Onu taşıyan erlerden biri , kusmaya başlıyor ve bu gövdeyi ellerinden düşürüyorlar. Oysa ambulansa, iki metre kalmış durumda. Koşarak yerden alıyorum onu. Hiç unutamayacağım isteğini, kulak zarlarıma yapıştırıyor.
‘’Komutanım, gözlerimi sil . Göremiyorum ,ne olur gözlerimi sil.’’
Ulu Tanrım,kolumun yeni ile o kan yığını Ramazan’ın, gözlerini siliyorum.
Gözler akmış, yerinde ,içeri çökük erimiş, kanlı iltihaplar var sanki.
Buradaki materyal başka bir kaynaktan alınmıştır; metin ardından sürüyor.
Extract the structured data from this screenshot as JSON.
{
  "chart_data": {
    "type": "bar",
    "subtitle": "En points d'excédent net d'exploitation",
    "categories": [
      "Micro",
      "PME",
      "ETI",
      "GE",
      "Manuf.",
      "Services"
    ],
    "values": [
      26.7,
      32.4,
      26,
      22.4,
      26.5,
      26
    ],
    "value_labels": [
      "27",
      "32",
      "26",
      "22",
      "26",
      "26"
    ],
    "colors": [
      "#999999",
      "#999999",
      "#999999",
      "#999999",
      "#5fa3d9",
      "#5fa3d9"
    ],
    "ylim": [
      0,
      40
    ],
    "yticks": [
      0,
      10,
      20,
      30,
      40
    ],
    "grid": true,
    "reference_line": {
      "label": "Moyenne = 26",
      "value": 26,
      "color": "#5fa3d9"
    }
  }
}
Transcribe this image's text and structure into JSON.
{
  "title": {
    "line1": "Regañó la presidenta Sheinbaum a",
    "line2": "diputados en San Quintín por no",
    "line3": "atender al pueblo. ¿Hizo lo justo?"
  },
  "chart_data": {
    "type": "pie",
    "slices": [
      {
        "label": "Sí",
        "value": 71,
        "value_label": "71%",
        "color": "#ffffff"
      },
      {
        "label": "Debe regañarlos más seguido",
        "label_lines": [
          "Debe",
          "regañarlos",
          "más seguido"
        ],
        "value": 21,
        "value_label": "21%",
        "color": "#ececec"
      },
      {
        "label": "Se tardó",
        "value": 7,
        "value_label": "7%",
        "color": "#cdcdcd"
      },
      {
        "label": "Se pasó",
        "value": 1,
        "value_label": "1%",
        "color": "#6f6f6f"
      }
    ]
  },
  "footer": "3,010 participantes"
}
Kucakladığım gibi, bu yarım bedeni ambulansa bindiriyorum. Beş yaralı daha var. Onları da, gelen diğer ambulanslarla ,hastaneye yetiştiriyoruz.
Hemen Isparta’dan, Askeri Savcı geliyor ve hepimiz, ifadeler veriyoruz. Onb. Ramazan, ayrıca kurs görerek tahrip uzmanlığı belgesi de, almış bir asker. Çalıların arasında, eski atışlardan kalıp, bulunamamış bir roketatar mermisi buluyorlar. Ramazan, bu koca mermiyi eline alıyor, ‘’Hiç bir tehlikesi yok. Zaten patlayacak olsa, hemen patlardı ‘’ diyerek, mermiyi bir kayaya ,bütün hızıyla vuruyor.
Bunu gören Çavuş, hemen mermiyi yere bırakması için bağırıyor ve erlere de, uzaklaşmalarını emrediyor. Tehlikeyi fark eden erler ,kaçışıyor ve Ramazan’a herkes , mermiyi bırakması için adeta yalvarıyor. O ise ,hala çıldırmış gibi, belki onuncu defadır ,mermiyi taşa vurarak ,gülmeye devam etmekte. Yaralanan ,diğer beş kişi bu cehennemden, fazla kaçamamış olanlar.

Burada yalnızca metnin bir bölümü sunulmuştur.